Von der Kürsinger Hütte über die Venedigerscharte Schwierigkeit: WS-
Im langen Gebirgszug der Hohen Tauern und Zillertaler Alpen überragen und dominieren zwei Berge über alle anderen: der Großglockner und der Großvenediger. Dabei sind sie so verschieden, wie sie nur sein können: Hier der hochragende und bedrohliche Steilfels des Glockners, dort die einfache Pyramide des Venedigers, diese allerdings ins Riesenhafte gesteigert und von einem Eismantel übergossen. Der Venediger ist längst nicht so spektakulär wie der Glockner, die Form selbst ist schön, aber wenig aufregend. Was ist das Besondere am Venediger? Wer sich ihm nähert, erlebt zuerst die Strenge seiner auch heute noch gewaltigen Gletscherlandschaft. Weit oben enthüllt sich schließlich auch seine zweite Haupteigenschaft: die Größe des Venedigers, seine Entfaltung in der Breite. Wenn man in der Kürsinger Hütte startet und nach knapp vier Stunden Aufstieg die Venedigerscharte erreicht, wird man von der Mächtigkeit des Gletscherplateaus auf der anderen Seite überrascht und überwältigt: Noch in 3500 Metern Höhe – also hoch über den anderen Gipfeln der Venedigergruppe – ist es immer noch mehr als einen Kilometer breit. Was für ein Riese von einem Berg!

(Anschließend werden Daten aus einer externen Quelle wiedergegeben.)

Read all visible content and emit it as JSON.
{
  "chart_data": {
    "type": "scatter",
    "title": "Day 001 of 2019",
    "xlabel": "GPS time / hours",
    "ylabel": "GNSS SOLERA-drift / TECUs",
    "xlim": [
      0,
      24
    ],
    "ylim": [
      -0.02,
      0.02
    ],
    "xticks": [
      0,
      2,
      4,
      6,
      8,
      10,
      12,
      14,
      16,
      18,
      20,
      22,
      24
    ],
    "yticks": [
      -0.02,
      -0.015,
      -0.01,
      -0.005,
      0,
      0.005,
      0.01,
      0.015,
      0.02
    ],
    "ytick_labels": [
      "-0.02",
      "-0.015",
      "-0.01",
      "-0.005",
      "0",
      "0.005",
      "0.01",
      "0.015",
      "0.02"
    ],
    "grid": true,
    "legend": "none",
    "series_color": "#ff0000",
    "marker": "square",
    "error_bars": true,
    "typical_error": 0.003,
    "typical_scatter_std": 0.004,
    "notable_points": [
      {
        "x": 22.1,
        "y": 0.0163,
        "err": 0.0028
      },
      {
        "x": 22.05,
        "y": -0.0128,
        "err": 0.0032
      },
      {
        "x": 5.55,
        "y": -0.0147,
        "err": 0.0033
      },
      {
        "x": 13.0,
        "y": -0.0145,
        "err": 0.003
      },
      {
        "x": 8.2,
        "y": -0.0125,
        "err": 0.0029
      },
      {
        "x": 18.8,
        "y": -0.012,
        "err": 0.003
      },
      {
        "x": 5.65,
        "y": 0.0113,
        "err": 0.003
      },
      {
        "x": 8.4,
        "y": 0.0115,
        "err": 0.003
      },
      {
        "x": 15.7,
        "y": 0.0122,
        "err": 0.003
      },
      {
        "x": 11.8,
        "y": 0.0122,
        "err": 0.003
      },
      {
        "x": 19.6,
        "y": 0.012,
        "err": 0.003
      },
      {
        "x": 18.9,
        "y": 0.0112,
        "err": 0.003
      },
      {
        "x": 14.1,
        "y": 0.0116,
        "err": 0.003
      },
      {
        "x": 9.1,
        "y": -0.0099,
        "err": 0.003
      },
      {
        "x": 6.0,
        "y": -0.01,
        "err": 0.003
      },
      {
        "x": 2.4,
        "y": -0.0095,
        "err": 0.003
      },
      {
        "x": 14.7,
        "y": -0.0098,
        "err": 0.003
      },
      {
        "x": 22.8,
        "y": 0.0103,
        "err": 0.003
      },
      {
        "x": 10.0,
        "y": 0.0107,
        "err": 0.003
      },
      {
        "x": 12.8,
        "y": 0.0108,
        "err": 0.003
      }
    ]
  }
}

Die Normalroute des Großvenedigers von Norden ist eine reine Eistour. Kurz nach dem Aufbruch von der Kürsinger Hütte (2547 m) betritt man bereits das östliche Obersulzbachkees und verfolgt die allenfalls mäßig steilen Gletscherhänge (bis 30°) zur Venedigerscharte und weiter bis zum Gipfel. Erst bei der Rückkehr am Nachmittag wird man wieder festen Grund (Fels) unter die Füße bekommen. Der sehr spaltenreiche Gletscher verlangt auf jeden Fall das Anseilen in der Seilschaft, ein Alleingang kommt nicht infrage. Selbst eine Zweierseilschaft ist gefährdet und braucht angesichts der Mitreißgefahr bei einem Spalteneinbruch viel Können und Erfahrung. Bei vollständiger Firnbedeckung gibt es weder unter der Venedigerscharte noch am Gipfelfirngrat technische Schwierigkeiten. In manchen Sommern jedoch apert der Gletscher so stark aus, dass auf der Nordseite der Venedigerscharte eine große Spalte aufreißt, deren Kluft nur noch mit Leitern zu überwinden ist. Dies war meines Wissens nach zuletzt im August 2015 der Fall.

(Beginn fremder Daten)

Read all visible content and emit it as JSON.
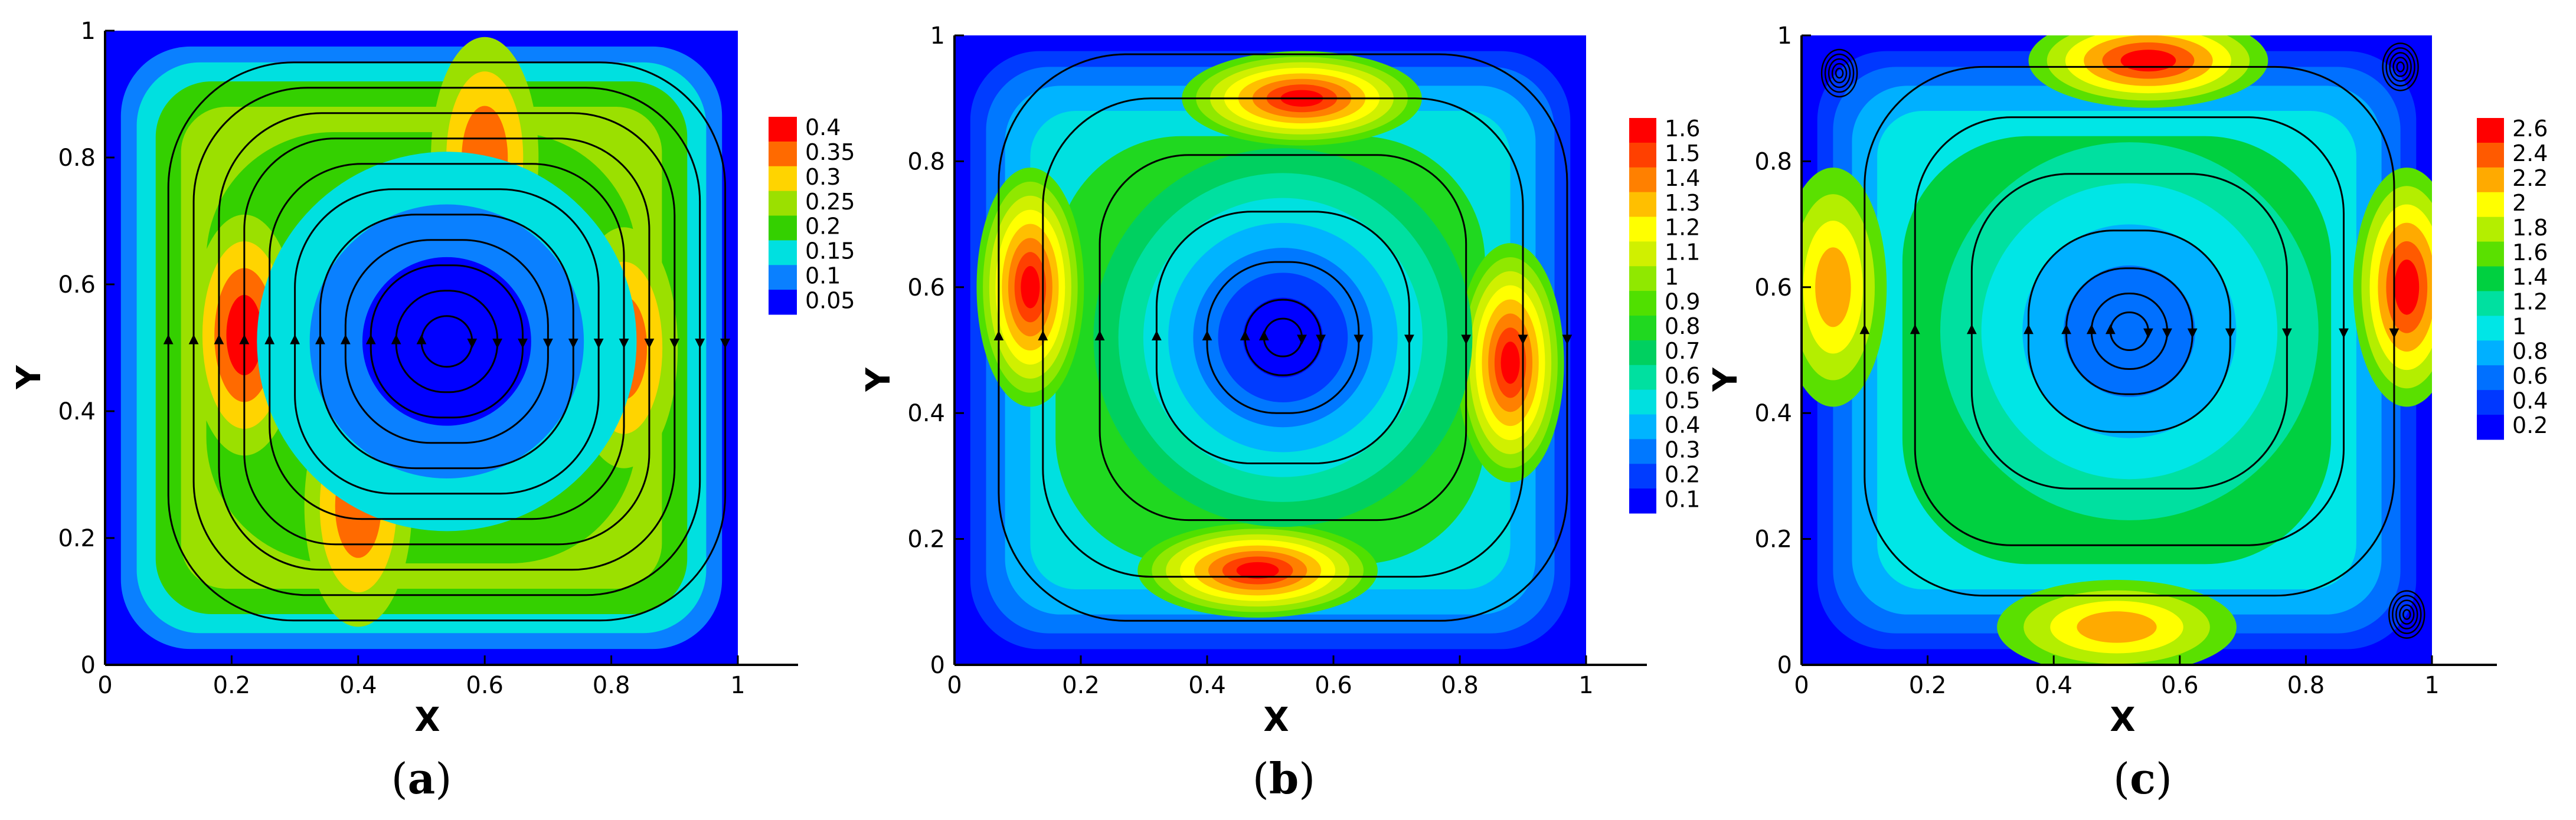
{
  "chart_data": [
    {
      "type": "heatmap",
      "panel": "a",
      "caption_open": "(",
      "caption_letter": "a",
      "caption_close": ")",
      "xlabel": "X",
      "ylabel": "Y",
      "xlim": [
        0,
        1
      ],
      "ylim": [
        0,
        1
      ],
      "xticks": [
        "0",
        "0.2",
        "0.4",
        "0.6",
        "0.8",
        "1"
      ],
      "yticks": [
        "0",
        "0.2",
        "0.4",
        "0.6",
        "0.8",
        "1"
      ],
      "colorbar_levels": [
        "0.4",
        "0.35",
        "0.3",
        "0.25",
        "0.2",
        "0.15",
        "0.1",
        "0.05"
      ],
      "colorbar_colors": [
        "#ff0000",
        "#ff6a00",
        "#ffd400",
        "#9be000",
        "#34d000",
        "#00e0e0",
        "#0a80ff",
        "#0000ff"
      ],
      "vortex_center": [
        0.54,
        0.51
      ],
      "features": [
        {
          "kind": "high",
          "x": 0.22,
          "y": 0.52,
          "level": 0.4
        },
        {
          "kind": "high",
          "x": 0.6,
          "y": 0.8,
          "level": 0.35
        },
        {
          "kind": "high",
          "x": 0.4,
          "y": 0.25,
          "level": 0.35
        },
        {
          "kind": "high",
          "x": 0.82,
          "y": 0.5,
          "level": 0.35
        },
        {
          "kind": "low",
          "x": 0.54,
          "y": 0.51,
          "level": 0.05
        }
      ],
      "streamline_radii": [
        0.04,
        0.08,
        0.12,
        0.16,
        0.2,
        0.24,
        0.28,
        0.32,
        0.36,
        0.4,
        0.44
      ]
    },
    {
      "type": "heatmap",
      "panel": "b",
      "caption_open": "(",
      "caption_letter": "b",
      "caption_close": ")",
      "xlabel": "X",
      "ylabel": "Y",
      "xlim": [
        0,
        1
      ],
      "ylim": [
        0,
        1
      ],
      "xticks": [
        "0",
        "0.2",
        "0.4",
        "0.6",
        "0.8",
        "1"
      ],
      "yticks": [
        "0",
        "0.2",
        "0.4",
        "0.6",
        "0.8",
        "1"
      ],
      "colorbar_levels": [
        "1.6",
        "1.5",
        "1.4",
        "1.3",
        "1.2",
        "1.1",
        "1",
        "0.9",
        "0.8",
        "0.7",
        "0.6",
        "0.5",
        "0.4",
        "0.3",
        "0.2",
        "0.1"
      ],
      "colorbar_colors": [
        "#ff0000",
        "#ff4000",
        "#ff8000",
        "#ffbf00",
        "#ffff00",
        "#d0f000",
        "#90e800",
        "#50e000",
        "#20d820",
        "#00d060",
        "#00e0a0",
        "#00e0e0",
        "#00b4ff",
        "#0078ff",
        "#003cff",
        "#0000ff"
      ],
      "vortex_center": [
        0.52,
        0.52
      ],
      "features": [
        {
          "kind": "high",
          "x": 0.55,
          "y": 0.9,
          "level": 1.6
        },
        {
          "kind": "high",
          "x": 0.12,
          "y": 0.6,
          "level": 1.6
        },
        {
          "kind": "high",
          "x": 0.88,
          "y": 0.48,
          "level": 1.6
        },
        {
          "kind": "high",
          "x": 0.48,
          "y": 0.15,
          "level": 1.6
        },
        {
          "kind": "low",
          "x": 0.52,
          "y": 0.52,
          "level": 0.1
        }
      ],
      "streamline_radii": [
        0.03,
        0.06,
        0.12,
        0.2,
        0.29,
        0.38,
        0.45
      ]
    },
    {
      "type": "heatmap",
      "panel": "c",
      "caption_open": "(",
      "caption_letter": "c",
      "caption_close": ")",
      "xlabel": "X",
      "ylabel": "Y",
      "xlim": [
        0,
        1
      ],
      "ylim": [
        0,
        1
      ],
      "xticks": [
        "0",
        "0.2",
        "0.4",
        "0.6",
        "0.8",
        "1"
      ],
      "yticks": [
        "0",
        "0.2",
        "0.4",
        "0.6",
        "0.8",
        "1"
      ],
      "colorbar_levels": [
        "2.6",
        "2.4",
        "2.2",
        "2",
        "1.8",
        "1.6",
        "1.4",
        "1.2",
        "1",
        "0.8",
        "0.6",
        "0.4",
        "0.2"
      ],
      "colorbar_colors": [
        "#ff0000",
        "#ff5a00",
        "#ffaa00",
        "#ffff00",
        "#b4ee00",
        "#5ae000",
        "#00d040",
        "#00e0a0",
        "#00e6e6",
        "#00b0ff",
        "#0070ff",
        "#0038ff",
        "#0000ff"
      ],
      "vortex_center": [
        0.52,
        0.53
      ],
      "features": [
        {
          "kind": "high",
          "x": 0.55,
          "y": 0.96,
          "level": 2.6
        },
        {
          "kind": "high",
          "x": 0.05,
          "y": 0.6,
          "level": 2.2
        },
        {
          "kind": "high",
          "x": 0.96,
          "y": 0.6,
          "level": 2.6
        },
        {
          "kind": "high",
          "x": 0.5,
          "y": 0.06,
          "level": 2.2
        },
        {
          "kind": "low",
          "x": 0.52,
          "y": 0.53,
          "level": 0.6
        }
      ],
      "corner_vortices": [
        [
          0.06,
          0.94
        ],
        [
          0.95,
          0.95
        ],
        [
          0.96,
          0.08
        ]
      ],
      "streamline_radii": [
        0.03,
        0.06,
        0.1,
        0.16,
        0.25,
        0.34,
        0.42
      ]
    }
  ]
}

Die Besteigung des Venedigers verlangt aus mehreren Gründen hochalpine Erfahrung und Ausbildung: Nebel, schlechte Sicht und von Neuschnee zugedeckte Trassen können für ernste Orientierungsprobleme („white out“) sorgen. Die unter dem Eis verborgenen großen Spalten werden dann zur Gefahr. Auf die Situation eines Spaltensturzes muss man vorbereitet sein: Jede Seilschaft sollte das Material und das Know-how besitzen, eine Spaltenbergung selbständig zu bewältigen. Ich selbst schloss mich in Ermangelung geeigneter Seilpartner einer Führungsgruppe an. Bei unserer Besteigung am 13. Juli 2017 bildeten die selbständigen Seilschaften, so mein Eindruck, eindeutig eine Minderheit.